The words “unprecedented flooding” seem to sum up the helplessness of governments pitted against a perfidious Nature, unable to predict random occurrences. Flooding has always been with us, and there is nothing that can be done against a unique happening. Unless, of course, the “unprecedented” bit is an outright lie: I would argue that it is.

  In any “normal” situation, flooding is part of the natural order of things. In fact, in the longer term, it is beneficial. It spreads fertile silt over cultivable flatlands, or flood plains, allowing the successful cultivation of crops. This is why flood plains have been the birthplaces of modern civilization – the Nile, the Euphrates etc.

  With the increasing use of chemical fertilisers, flooding ceased to be a part of agriculture and became a nuisance; something to be restricted and constrained in channels and solid banks. This did not, however, inhibit the practice of building on flood plains, largely down to urban proximity (jobs, services, infrastructure) and ease of construction: hence profits! In a warming world, driven by capitalist production in a fossil economy, this was a recipe for disaster. The construction of of flood defences and the resulting constriction of flood waters intensified the effects of flooding further downstream.

  Add to this the effects of an ancient sewage and storm water system, and the problem is magnified. Most of our core urban sewage system is Victorian, brick built or in clay pips, and prone to collapse. When it has done so, it has been replaced piecemeal, adding further stress to the remaining older parts. New, suburban housing has nice, new pipework and sluices, but these frequently empty into the old, core system, sampling adding to the problem. The Victorians were not unaware of problems even then, which is why the rich lived on the hill: shit flows downhill.

  The farming system is not free of problems regarding flooding, either. Land use has had a major effect on flooding. A widespread move from winter to spring sowing leaves ploughed land open to the elements over the winter. In a “normal” winter, ice and frost breaks down the soil, making sowing easier. In a warmer and wetter “normal”, it merely facilitates soil breakdown and run-off as silt. Straight lines of maize plantations worsen the effect.

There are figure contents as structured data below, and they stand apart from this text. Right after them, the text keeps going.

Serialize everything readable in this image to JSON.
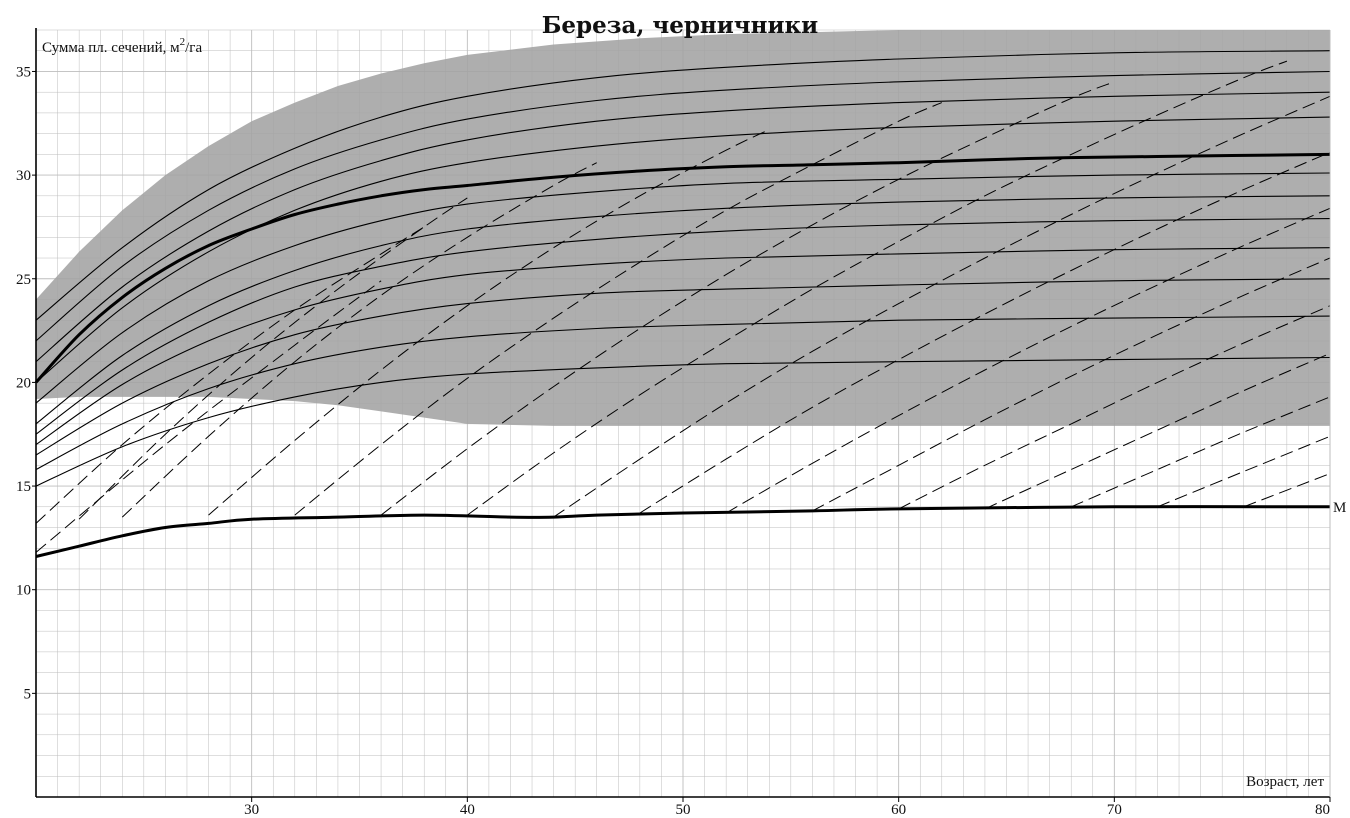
{
  "chart_data": {
    "type": "line",
    "title": "Береза, черничники",
    "ylabel": "Сумма пл. сечений, м²/га",
    "ylabel_main": "Сумма пл. сечений, м",
    "ylabel_sup": "2",
    "ylabel_tail": "/га",
    "xlabel": "Возраст, лет",
    "xlim": [
      20,
      80
    ],
    "ylim": [
      0,
      37
    ],
    "x_ticks": [
      30,
      40,
      50,
      60,
      70,
      80
    ],
    "y_ticks": [
      5,
      10,
      15,
      20,
      25,
      30,
      35
    ],
    "grid": true,
    "colors": {
      "band": "#a3a3a3",
      "line": "#000000",
      "grid": "#bdbdbd"
    },
    "band": {
      "x": [
        20,
        22,
        24,
        26,
        28,
        30,
        32,
        34,
        36,
        38,
        40,
        44,
        48,
        52,
        56,
        60,
        66,
        72,
        80
      ],
      "upper": [
        24.0,
        26.3,
        28.3,
        30.0,
        31.4,
        32.6,
        33.5,
        34.3,
        34.9,
        35.4,
        35.8,
        36.3,
        36.6,
        36.8,
        36.9,
        37.0,
        37.0,
        37.0,
        37.0
      ],
      "lower": [
        19.2,
        19.3,
        19.3,
        19.3,
        19.3,
        19.2,
        19.1,
        18.9,
        18.6,
        18.3,
        18.0,
        17.9,
        17.9,
        17.9,
        17.9,
        17.9,
        17.9,
        17.9,
        17.9
      ]
    },
    "series": [
      {
        "x": [
          20,
          24,
          28,
          32,
          36,
          40,
          46,
          52,
          60,
          70,
          80
        ],
        "values": [
          23.0,
          26.5,
          29.3,
          31.3,
          32.8,
          33.8,
          34.7,
          35.2,
          35.6,
          35.9,
          36.0
        ]
      },
      {
        "x": [
          20,
          24,
          28,
          32,
          36,
          40,
          46,
          52,
          60,
          70,
          80
        ],
        "values": [
          22.0,
          25.6,
          28.3,
          30.3,
          31.7,
          32.7,
          33.6,
          34.1,
          34.5,
          34.8,
          35.0
        ]
      },
      {
        "x": [
          20,
          24,
          28,
          32,
          36,
          40,
          46,
          52,
          60,
          70,
          80
        ],
        "values": [
          21.0,
          24.6,
          27.3,
          29.3,
          30.7,
          31.7,
          32.6,
          33.1,
          33.5,
          33.8,
          34.0
        ]
      },
      {
        "x": [
          20,
          24,
          28,
          32,
          36,
          40,
          46,
          52,
          60,
          70,
          80
        ],
        "values": [
          20.0,
          23.6,
          26.3,
          28.3,
          29.7,
          30.6,
          31.4,
          31.9,
          32.3,
          32.6,
          32.8
        ]
      },
      {
        "name": "",
        "emphasis": true,
        "x": [
          20,
          22,
          24,
          26,
          28,
          30,
          32,
          34,
          36,
          38,
          40,
          44,
          48,
          52,
          56,
          60,
          66,
          72,
          80
        ],
        "values": [
          20.0,
          22.3,
          24.1,
          25.5,
          26.6,
          27.4,
          28.1,
          28.6,
          29.0,
          29.3,
          29.5,
          29.9,
          30.2,
          30.4,
          30.5,
          30.6,
          30.8,
          30.9,
          31.0
        ]
      },
      {
        "x": [
          20,
          24,
          28,
          32,
          36,
          40,
          46,
          52,
          60,
          70,
          80
        ],
        "values": [
          19.0,
          22.4,
          24.9,
          26.6,
          27.8,
          28.6,
          29.2,
          29.6,
          29.8,
          30.0,
          30.1
        ]
      },
      {
        "x": [
          20,
          24,
          28,
          32,
          36,
          40,
          46,
          52,
          60,
          70,
          80
        ],
        "values": [
          18.0,
          21.3,
          23.7,
          25.4,
          26.6,
          27.4,
          28.0,
          28.4,
          28.7,
          28.9,
          29.0
        ]
      },
      {
        "x": [
          20,
          24,
          28,
          32,
          36,
          40,
          46,
          52,
          60,
          70,
          80
        ],
        "values": [
          17.5,
          20.6,
          22.9,
          24.6,
          25.6,
          26.3,
          26.9,
          27.3,
          27.6,
          27.8,
          27.9
        ]
      },
      {
        "x": [
          20,
          24,
          28,
          32,
          36,
          40,
          46,
          52,
          60,
          70,
          80
        ],
        "values": [
          17.0,
          19.9,
          22.0,
          23.5,
          24.5,
          25.2,
          25.7,
          26.0,
          26.2,
          26.4,
          26.5
        ]
      },
      {
        "x": [
          20,
          24,
          28,
          32,
          36,
          40,
          46,
          52,
          60,
          70,
          80
        ],
        "values": [
          16.5,
          19.0,
          20.9,
          22.3,
          23.2,
          23.8,
          24.3,
          24.5,
          24.7,
          24.9,
          25.0
        ]
      },
      {
        "x": [
          20,
          24,
          28,
          32,
          36,
          40,
          46,
          52,
          60,
          70,
          80
        ],
        "values": [
          15.8,
          18.0,
          19.7,
          20.9,
          21.7,
          22.2,
          22.6,
          22.8,
          23.0,
          23.1,
          23.2
        ]
      },
      {
        "x": [
          20,
          24,
          28,
          32,
          36,
          40,
          46,
          52,
          60,
          70,
          80
        ],
        "values": [
          15.0,
          16.9,
          18.3,
          19.3,
          20.0,
          20.4,
          20.7,
          20.9,
          21.0,
          21.1,
          21.2
        ]
      },
      {
        "name": "М",
        "emphasis": true,
        "x": [
          20,
          22,
          24,
          26,
          28,
          30,
          34,
          38,
          42,
          44,
          46,
          50,
          56,
          60,
          70,
          80
        ],
        "values": [
          11.6,
          12.1,
          12.6,
          13.0,
          13.2,
          13.4,
          13.5,
          13.6,
          13.5,
          13.5,
          13.6,
          13.7,
          13.8,
          13.9,
          14.0,
          14.0
        ]
      }
    ],
    "dashed_lines": [
      [
        [
          20,
          11.8
        ],
        [
          26,
          17.0
        ],
        [
          32,
          21.8
        ],
        [
          36,
          24.9
        ]
      ],
      [
        [
          20,
          13.2
        ],
        [
          24,
          17.0
        ],
        [
          28,
          20.4
        ],
        [
          32,
          23.5
        ],
        [
          36,
          26.2
        ],
        [
          38,
          27.5
        ]
      ],
      [
        [
          22,
          13.4
        ],
        [
          26,
          17.5
        ],
        [
          30,
          21.2
        ],
        [
          34,
          24.5
        ],
        [
          38,
          27.5
        ],
        [
          40,
          28.9
        ]
      ],
      [
        [
          24,
          13.5
        ],
        [
          28,
          17.4
        ],
        [
          32,
          21.0
        ],
        [
          36,
          24.2
        ],
        [
          40,
          27.0
        ],
        [
          44,
          29.5
        ],
        [
          46,
          30.6
        ]
      ],
      [
        [
          28,
          13.6
        ],
        [
          32,
          17.2
        ],
        [
          36,
          20.6
        ],
        [
          40,
          23.7
        ],
        [
          44,
          26.5
        ],
        [
          48,
          29.0
        ],
        [
          52,
          31.2
        ],
        [
          54,
          32.2
        ]
      ],
      [
        [
          32,
          13.6
        ],
        [
          36,
          17.0
        ],
        [
          40,
          20.2
        ],
        [
          44,
          23.1
        ],
        [
          48,
          25.8
        ],
        [
          52,
          28.3
        ],
        [
          56,
          30.5
        ],
        [
          60,
          32.6
        ],
        [
          62,
          33.5
        ]
      ],
      [
        [
          36,
          13.6
        ],
        [
          40,
          16.8
        ],
        [
          44,
          19.8
        ],
        [
          48,
          22.6
        ],
        [
          52,
          25.2
        ],
        [
          56,
          27.6
        ],
        [
          60,
          29.8
        ],
        [
          64,
          31.8
        ],
        [
          68,
          33.7
        ],
        [
          70,
          34.5
        ]
      ],
      [
        [
          40,
          13.6
        ],
        [
          44,
          16.6
        ],
        [
          48,
          19.4
        ],
        [
          52,
          22.0
        ],
        [
          56,
          24.5
        ],
        [
          60,
          26.8
        ],
        [
          64,
          29.0
        ],
        [
          68,
          31.0
        ],
        [
          72,
          32.9
        ],
        [
          76,
          34.7
        ],
        [
          78,
          35.5
        ]
      ],
      [
        [
          44,
          13.5
        ],
        [
          48,
          16.3
        ],
        [
          52,
          19.0
        ],
        [
          56,
          21.5
        ],
        [
          60,
          23.8
        ],
        [
          64,
          26.0
        ],
        [
          68,
          28.1
        ],
        [
          72,
          30.1
        ],
        [
          76,
          32.0
        ],
        [
          80,
          33.8
        ]
      ],
      [
        [
          48,
          13.7
        ],
        [
          52,
          16.3
        ],
        [
          56,
          18.8
        ],
        [
          60,
          21.1
        ],
        [
          64,
          23.3
        ],
        [
          68,
          25.4
        ],
        [
          72,
          27.4
        ],
        [
          76,
          29.3
        ],
        [
          80,
          31.1
        ]
      ],
      [
        [
          52,
          13.7
        ],
        [
          56,
          16.1
        ],
        [
          60,
          18.4
        ],
        [
          64,
          20.6
        ],
        [
          68,
          22.7
        ],
        [
          72,
          24.7
        ],
        [
          76,
          26.6
        ],
        [
          80,
          28.4
        ]
      ],
      [
        [
          56,
          13.8
        ],
        [
          60,
          16.0
        ],
        [
          64,
          18.2
        ],
        [
          68,
          20.3
        ],
        [
          72,
          22.3
        ],
        [
          76,
          24.2
        ],
        [
          80,
          26.0
        ]
      ],
      [
        [
          60,
          13.9
        ],
        [
          64,
          16.0
        ],
        [
          68,
          18.0
        ],
        [
          72,
          20.0
        ],
        [
          76,
          21.9
        ],
        [
          80,
          23.7
        ]
      ],
      [
        [
          64,
          13.9
        ],
        [
          68,
          15.8
        ],
        [
          72,
          17.7
        ],
        [
          76,
          19.6
        ],
        [
          80,
          21.4
        ]
      ],
      [
        [
          68,
          14.0
        ],
        [
          72,
          15.8
        ],
        [
          76,
          17.6
        ],
        [
          80,
          19.3
        ]
      ],
      [
        [
          72,
          14.0
        ],
        [
          76,
          15.7
        ],
        [
          80,
          17.4
        ]
      ],
      [
        [
          76,
          14.0
        ],
        [
          80,
          15.6
        ]
      ]
    ]
  }
}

  There has been a bonfire of regulations under recent governments which has had a significant worsening effect.  The benefits of dredging rivers can be over- stated, given the destruction of habitat, but done scientifically, it can help water distribution. The preservation of natural waterways has been used as a smokescreen to cover up massive cuts in the Environment Agency. This has rendered its ability to maintain waterways largely ineffective. A whole raft of flood prevention measures was put on hold due to budget cuts. The last Labour Government had a budget for such measures up to 2021: the last two Tory Governments have slashed £1 billion from that Budget.

  Agribusiness and the National Farmers Union (read: Multinational Big Farming) have demanded that we trust Big Farming to act responsibly and self-regulate. The results have proved we cannot! George Monbiot has penned a new meaning for the DEFRA (Department of Environment, Food and Rural Affairs) acronym: “Doing Everything Farmers’ Representatives Ask”! Big Farming is propped up by £3.6 billion of public money each year. The subsidies used to be dependent on soil preservation measures, but the last ConDem government removed this requirement. Worse, Maize, the crop most destructive of soil integrity, had ALL regulation removed! Maize has gone from 1,400 to 160,000 hectares between 1970 and 2013. A 2013 study in Somerset indicated that three quarters of Maize fields surveyed had lost soil integrity. The lack of stubble or weeds in those fields had reduced soil absorption and increased run off, and the straight lines of maize, ignoring hill erosion, worsened it. The Maize is not even used for consumption, but feeds the biofuel industry; a fake-ecological “alternative” energy source. Fuel oil Maize also receives large European subsidies.

  All of this has been known for some time, at the very latest by 2013 and in most cases much earlier. This is no surprise occurrence of unprecedented natural phenomena, but an entirely predictable result of capitalist mismanagement of the micro- and macro- ecology. Austerity and the profit-based economy is entirely unable to restore flood safety, just as it is incapable of feeding the world. We need system change to overcome climate change.